I’m reading and enjoying some “chick-lit” at the moment–or as a reviewer on Amazon called it, “the perfect blend of chick-lit and bitch-lit”–entitled “How To Un-Marry a Millionaire”.
Personal disclosure time: the book is the first novel by my good friend, script-writer and film producer Billie Morton. I’ve been meaning to read it for a while now, and it’s currently supplying welcome relief from the tedium of reading ECB minutes as I draft my next Business Spectator column.
Having agreed on Twitter with Max Keiser that Phyllis Diller (and not Joan Rivers) was the true pioneer of the modern female comic, I’m now enjoying laughing at lines that not merely Diller but even Hedda Hopper would have been proud to pen.

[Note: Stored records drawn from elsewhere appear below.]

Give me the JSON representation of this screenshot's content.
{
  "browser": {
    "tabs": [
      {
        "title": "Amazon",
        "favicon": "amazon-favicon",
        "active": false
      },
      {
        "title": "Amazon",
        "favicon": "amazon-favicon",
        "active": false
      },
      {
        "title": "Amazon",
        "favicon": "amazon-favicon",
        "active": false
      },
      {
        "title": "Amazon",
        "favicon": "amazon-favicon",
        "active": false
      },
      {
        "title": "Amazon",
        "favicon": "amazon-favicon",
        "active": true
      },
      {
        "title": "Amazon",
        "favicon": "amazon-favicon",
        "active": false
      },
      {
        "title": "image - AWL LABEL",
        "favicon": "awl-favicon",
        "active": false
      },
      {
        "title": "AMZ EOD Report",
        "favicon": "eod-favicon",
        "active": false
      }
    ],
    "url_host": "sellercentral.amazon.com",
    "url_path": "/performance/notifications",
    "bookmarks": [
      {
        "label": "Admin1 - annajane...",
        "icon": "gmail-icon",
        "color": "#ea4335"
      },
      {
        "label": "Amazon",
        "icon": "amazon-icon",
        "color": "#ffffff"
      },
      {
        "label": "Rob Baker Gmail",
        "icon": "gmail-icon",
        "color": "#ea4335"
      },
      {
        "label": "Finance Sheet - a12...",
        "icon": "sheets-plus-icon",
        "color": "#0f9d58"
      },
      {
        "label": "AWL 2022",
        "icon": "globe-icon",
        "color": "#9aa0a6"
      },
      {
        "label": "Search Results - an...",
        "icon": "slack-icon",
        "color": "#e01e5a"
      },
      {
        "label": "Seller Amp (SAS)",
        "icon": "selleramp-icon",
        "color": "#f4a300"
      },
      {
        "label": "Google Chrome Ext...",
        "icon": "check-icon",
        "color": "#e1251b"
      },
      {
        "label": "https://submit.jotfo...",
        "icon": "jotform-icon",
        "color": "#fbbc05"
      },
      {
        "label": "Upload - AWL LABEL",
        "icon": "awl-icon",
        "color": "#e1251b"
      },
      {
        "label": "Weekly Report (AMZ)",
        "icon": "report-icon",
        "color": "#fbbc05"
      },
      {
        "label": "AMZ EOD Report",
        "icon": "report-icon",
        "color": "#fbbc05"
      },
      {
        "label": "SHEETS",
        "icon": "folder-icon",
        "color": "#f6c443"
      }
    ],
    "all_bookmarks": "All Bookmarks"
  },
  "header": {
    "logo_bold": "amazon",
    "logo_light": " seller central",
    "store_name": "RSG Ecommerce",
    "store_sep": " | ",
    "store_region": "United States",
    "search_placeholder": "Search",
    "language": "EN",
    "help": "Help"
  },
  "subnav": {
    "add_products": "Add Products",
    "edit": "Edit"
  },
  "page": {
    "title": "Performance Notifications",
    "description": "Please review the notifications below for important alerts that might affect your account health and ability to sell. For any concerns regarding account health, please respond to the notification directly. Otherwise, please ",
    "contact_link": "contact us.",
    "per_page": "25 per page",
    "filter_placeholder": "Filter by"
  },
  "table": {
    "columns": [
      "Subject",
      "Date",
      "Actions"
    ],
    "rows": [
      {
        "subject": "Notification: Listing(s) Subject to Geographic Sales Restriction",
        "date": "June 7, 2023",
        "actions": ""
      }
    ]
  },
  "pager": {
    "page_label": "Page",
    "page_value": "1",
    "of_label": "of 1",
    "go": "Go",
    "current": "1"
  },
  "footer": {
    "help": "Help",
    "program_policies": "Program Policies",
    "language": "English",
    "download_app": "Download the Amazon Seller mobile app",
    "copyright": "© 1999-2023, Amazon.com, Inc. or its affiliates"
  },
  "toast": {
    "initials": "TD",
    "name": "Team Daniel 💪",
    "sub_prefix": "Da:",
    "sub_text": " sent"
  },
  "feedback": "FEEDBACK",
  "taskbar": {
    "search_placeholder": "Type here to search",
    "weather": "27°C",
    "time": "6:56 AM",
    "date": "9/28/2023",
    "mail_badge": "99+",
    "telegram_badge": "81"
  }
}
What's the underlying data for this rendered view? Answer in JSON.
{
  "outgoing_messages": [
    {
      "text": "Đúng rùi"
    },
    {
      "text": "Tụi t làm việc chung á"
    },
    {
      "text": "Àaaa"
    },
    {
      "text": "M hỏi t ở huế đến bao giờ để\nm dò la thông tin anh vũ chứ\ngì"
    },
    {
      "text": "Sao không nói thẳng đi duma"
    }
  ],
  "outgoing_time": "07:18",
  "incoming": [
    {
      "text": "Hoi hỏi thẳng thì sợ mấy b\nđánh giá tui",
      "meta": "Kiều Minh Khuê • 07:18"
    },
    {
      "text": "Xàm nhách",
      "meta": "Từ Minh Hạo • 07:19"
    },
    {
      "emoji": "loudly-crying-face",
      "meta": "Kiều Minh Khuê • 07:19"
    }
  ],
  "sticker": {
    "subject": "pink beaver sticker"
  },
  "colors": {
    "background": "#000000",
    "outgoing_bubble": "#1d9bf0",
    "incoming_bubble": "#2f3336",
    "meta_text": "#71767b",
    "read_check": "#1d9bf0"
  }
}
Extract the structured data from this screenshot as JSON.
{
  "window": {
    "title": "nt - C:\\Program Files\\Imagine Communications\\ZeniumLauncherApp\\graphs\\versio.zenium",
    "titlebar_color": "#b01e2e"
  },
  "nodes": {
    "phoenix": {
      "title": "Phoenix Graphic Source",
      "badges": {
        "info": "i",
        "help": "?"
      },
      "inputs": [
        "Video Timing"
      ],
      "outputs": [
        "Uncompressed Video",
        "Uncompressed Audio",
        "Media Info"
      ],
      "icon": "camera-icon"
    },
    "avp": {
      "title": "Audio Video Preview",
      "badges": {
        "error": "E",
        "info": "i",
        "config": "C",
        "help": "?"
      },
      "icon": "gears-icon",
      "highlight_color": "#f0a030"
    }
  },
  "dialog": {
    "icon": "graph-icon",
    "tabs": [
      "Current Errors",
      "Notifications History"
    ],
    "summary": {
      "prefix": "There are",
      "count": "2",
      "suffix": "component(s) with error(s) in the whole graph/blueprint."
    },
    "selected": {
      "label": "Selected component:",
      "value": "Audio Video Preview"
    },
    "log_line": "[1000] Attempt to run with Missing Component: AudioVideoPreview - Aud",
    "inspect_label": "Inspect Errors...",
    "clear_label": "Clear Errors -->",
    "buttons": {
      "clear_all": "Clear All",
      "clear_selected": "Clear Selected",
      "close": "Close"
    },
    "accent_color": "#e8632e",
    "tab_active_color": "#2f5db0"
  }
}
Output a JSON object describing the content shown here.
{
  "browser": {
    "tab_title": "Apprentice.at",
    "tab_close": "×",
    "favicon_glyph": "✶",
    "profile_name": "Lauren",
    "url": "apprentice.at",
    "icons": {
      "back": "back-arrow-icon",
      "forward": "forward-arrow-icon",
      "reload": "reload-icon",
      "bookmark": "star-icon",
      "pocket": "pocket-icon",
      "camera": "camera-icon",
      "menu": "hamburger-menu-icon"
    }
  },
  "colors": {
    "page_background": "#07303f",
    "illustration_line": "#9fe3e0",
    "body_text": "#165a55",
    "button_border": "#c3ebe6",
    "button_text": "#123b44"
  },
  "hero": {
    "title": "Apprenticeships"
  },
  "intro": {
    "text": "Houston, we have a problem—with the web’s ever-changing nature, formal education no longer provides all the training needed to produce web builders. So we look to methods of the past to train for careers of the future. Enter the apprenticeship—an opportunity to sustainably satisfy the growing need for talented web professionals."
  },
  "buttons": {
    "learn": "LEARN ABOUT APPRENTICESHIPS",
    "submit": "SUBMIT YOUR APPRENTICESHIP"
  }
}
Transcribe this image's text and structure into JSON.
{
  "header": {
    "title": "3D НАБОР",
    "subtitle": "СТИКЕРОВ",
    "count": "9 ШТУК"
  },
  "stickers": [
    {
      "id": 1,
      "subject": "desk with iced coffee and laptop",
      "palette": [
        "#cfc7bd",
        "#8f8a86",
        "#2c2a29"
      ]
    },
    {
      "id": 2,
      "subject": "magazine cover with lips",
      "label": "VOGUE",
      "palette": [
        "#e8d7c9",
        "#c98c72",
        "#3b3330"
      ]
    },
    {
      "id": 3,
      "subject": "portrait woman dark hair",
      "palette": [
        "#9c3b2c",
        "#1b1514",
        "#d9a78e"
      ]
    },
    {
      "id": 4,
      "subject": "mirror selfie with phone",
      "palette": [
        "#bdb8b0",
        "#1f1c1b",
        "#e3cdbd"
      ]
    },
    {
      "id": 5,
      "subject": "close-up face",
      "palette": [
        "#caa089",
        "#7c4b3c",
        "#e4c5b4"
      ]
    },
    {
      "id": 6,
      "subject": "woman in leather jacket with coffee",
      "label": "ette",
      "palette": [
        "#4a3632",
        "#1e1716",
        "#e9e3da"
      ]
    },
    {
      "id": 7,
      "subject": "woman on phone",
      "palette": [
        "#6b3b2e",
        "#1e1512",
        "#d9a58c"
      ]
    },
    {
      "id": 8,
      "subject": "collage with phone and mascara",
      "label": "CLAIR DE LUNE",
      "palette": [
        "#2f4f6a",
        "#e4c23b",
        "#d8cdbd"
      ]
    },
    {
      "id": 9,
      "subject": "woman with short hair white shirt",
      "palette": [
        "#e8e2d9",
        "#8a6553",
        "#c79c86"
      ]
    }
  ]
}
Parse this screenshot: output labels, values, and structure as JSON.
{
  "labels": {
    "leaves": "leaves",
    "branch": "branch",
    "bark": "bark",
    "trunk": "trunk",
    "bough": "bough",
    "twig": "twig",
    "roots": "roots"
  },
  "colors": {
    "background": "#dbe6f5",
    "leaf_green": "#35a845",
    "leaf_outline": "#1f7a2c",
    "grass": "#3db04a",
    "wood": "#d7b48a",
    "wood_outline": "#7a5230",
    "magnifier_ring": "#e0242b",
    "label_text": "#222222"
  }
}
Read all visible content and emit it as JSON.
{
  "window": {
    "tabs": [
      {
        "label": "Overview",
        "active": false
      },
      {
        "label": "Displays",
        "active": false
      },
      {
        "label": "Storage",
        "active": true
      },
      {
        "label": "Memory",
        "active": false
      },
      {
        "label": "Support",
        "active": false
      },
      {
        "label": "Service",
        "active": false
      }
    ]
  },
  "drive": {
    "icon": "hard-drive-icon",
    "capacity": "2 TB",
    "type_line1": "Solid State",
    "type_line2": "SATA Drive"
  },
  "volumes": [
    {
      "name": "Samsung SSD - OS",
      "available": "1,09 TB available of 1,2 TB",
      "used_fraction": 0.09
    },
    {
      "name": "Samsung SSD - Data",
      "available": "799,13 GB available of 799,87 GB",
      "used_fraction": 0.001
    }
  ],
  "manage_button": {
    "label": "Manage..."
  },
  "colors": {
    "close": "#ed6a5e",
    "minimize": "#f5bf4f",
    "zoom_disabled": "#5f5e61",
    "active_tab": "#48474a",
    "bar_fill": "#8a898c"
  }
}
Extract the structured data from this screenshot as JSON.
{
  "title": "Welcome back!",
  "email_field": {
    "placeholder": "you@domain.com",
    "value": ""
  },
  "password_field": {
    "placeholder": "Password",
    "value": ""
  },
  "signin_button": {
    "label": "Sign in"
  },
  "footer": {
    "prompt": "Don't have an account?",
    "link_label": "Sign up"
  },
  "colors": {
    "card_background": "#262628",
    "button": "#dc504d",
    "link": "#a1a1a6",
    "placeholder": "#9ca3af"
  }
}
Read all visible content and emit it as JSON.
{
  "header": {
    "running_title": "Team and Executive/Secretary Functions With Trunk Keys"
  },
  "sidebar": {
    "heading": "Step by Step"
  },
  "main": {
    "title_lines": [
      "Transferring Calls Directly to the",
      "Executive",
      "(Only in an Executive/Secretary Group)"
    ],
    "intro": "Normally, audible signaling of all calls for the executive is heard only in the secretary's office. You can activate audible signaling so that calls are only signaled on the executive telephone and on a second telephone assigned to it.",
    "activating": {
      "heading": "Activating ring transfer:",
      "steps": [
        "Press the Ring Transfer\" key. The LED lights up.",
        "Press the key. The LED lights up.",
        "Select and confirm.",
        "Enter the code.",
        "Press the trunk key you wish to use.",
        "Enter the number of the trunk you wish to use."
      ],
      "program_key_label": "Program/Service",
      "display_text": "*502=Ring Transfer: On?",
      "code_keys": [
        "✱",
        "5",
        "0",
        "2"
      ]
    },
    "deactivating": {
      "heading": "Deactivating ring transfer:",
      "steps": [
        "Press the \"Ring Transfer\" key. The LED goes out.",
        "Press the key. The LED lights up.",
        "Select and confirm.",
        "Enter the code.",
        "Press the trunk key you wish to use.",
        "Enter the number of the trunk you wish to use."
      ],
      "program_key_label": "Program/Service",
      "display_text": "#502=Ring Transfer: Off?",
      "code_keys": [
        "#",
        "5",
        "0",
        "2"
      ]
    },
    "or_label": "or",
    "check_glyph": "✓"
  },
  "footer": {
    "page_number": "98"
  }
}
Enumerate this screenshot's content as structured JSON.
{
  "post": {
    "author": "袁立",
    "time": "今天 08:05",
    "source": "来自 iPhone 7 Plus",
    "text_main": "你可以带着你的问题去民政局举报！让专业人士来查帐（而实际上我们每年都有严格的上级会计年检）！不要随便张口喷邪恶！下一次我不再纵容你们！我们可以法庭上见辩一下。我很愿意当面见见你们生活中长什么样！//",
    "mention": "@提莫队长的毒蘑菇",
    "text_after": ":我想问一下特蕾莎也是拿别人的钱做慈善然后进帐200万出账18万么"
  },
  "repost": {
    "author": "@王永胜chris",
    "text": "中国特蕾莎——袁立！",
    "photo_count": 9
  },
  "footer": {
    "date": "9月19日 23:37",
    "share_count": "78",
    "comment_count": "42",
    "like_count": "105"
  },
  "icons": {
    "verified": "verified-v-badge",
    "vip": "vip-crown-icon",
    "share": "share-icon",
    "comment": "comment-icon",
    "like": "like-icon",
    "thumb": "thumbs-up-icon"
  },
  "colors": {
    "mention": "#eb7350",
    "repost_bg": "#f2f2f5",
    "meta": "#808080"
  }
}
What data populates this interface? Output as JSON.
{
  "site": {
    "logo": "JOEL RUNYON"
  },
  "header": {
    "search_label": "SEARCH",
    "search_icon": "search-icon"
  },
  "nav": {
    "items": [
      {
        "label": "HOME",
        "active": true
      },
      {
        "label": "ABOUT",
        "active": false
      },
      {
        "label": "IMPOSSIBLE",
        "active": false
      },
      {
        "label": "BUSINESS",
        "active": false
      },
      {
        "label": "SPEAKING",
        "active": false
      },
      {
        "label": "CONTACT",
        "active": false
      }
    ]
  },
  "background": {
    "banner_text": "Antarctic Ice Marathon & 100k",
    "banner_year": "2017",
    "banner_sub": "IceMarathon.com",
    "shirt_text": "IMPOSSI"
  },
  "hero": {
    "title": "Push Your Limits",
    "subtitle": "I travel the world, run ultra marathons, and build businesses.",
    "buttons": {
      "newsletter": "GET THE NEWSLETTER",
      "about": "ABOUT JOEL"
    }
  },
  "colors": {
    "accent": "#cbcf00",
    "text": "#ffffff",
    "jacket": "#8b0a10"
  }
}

The book follows the fortunes–or attempts to acquire them–of three very different women: the young Ricky, who is determined to escape her trailer-trash upbringing; the late-thirties Suzanne, who has done what Ricky aspires to but has a currently tenuous hold on her acquisitions, and the ageing Philippa, who now prefers the company of her dog.
Ricky
“Not everything can be exciting, Ricky,” Pearl had said, putting on her older-sister-face. “Your problem is you’re always looking for everything to give you a hard-on.” It was true. Ricky hated all the mundane things that everyone else took for granted. The little stuff that got them through the day, then the week, and finally another goddamn year, until there were no more years left.
Suzanne
As usual, Helga was topless, with her famously extraordinary tits flying at full mast. They bobbed prettily as she leaned to pour herself coffee, and as an afterthought offered to pour Suzanne one also. Suzanne thanked her and slid onto a chaise, the soft cotton of her sarong covering her legendary legs. Unlike her Icelandic breakfast partner, she preferred her own curves to be hinted at – just enough to whet the imagination. The mind, after all, she knew – with the exception of Helga’s – was undeniably our most interesting organ.
Philippa
“Hello, Suzanne,” she said, cringing at the sound of the annoying mid-Pacific, phony plum voice at the other end of the line. “It’s Phillipa, your mother-in-law. Whose face have you been sitting on this morning?”
Ah! But unfortunately Dragi’s pronouncements beckon, as my own writer’s deadline approaches. I’ll return to Ricki, Suzanne and Philippa after I’ve put my column to bed–and an echo of Billie’s turn of phrase may well turn up in my next piece.